The trust delivered distributions per unit of 18.7 cents for FY-20 – in line with its guidance.
Its properties also continue to have strong metrics, with occupancy at 97.8% and an average lease expiry of 7.2 years (10.2 years post-acquisition) and gearing has reduced to 27.2% (FY-19: 37.4%).
With a resilient tenant base (ASX listed and listed multinationals in FMCG, packaging) average rental collection from April to June was 97%, which was pleasing.
In addition to its results, CIP announced an equity raise, the proceeds of which will be used to purchase three industrial assets (raising $340m to purchase assets of $447m in value).
The largest of these assets ($417m) is Telstra’s Data Centre Complex in Clayton, which will be purchased as part of a sale and leaseback arrangement under a long, triple net lease (30 years) and have some development potential.

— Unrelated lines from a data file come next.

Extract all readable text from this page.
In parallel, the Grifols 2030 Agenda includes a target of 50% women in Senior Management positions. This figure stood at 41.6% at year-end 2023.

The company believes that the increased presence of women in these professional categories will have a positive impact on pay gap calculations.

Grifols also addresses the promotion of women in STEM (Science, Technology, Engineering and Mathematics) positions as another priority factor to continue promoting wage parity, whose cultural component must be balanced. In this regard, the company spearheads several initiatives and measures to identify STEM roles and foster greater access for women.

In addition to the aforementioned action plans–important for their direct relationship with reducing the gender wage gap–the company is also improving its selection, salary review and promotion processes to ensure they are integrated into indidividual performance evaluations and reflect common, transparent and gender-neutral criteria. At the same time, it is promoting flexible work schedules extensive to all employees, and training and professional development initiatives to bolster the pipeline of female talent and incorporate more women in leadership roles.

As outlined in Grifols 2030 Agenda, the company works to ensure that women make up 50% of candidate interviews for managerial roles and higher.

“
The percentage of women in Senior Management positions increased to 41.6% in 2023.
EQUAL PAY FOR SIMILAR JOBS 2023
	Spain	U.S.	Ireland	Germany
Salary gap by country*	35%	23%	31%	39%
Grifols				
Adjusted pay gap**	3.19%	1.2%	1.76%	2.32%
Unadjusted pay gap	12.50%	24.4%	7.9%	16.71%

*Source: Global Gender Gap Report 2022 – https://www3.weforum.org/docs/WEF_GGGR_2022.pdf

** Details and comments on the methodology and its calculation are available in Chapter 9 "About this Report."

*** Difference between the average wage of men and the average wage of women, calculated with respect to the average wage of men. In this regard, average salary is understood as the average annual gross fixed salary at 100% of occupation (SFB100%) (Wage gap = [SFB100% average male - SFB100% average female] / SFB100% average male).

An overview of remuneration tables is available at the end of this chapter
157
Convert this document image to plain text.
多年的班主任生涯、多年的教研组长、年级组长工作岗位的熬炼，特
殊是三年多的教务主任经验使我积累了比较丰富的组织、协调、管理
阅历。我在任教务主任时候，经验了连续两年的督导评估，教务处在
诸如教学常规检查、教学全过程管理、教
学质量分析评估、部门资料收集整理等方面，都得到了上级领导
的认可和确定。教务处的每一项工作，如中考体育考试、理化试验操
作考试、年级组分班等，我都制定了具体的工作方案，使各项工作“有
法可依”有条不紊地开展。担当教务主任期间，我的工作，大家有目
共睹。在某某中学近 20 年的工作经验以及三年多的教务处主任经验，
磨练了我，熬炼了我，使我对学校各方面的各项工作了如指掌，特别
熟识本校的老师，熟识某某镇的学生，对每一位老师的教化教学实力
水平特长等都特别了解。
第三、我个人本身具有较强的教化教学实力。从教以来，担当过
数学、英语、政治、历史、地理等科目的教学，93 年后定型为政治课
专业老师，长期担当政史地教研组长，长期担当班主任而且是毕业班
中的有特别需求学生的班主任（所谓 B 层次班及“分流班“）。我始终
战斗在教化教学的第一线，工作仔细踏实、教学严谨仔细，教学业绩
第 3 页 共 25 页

We participated in the Entitlement Offer, which was at a 4.8% discount to the last closing price per unit.
This increases the portfolio’s exposure to industrial property, which we see as being more defensive than other sectors and benefiting from short- and longer-term structural trends.
CIP has been a successful position in the Property sub-portfolio, returning over 25%* since first purchased in mid-May.
Centuria 8 is a property trust which owns a commercial office building located in Sydney’s technology park.
The property remains well leased, with an occupancy of over 100% and an average lease expiry of 8.5 years.
Several existing leases due to roll off the near term have been renewed, with 98% of leases now due to expire beyond FY-23.
The property’s valuation has thus far been minimally by COVID (-1.1%) and the investment has paid distributions representing a yield of 5.15% thus far for FY-20.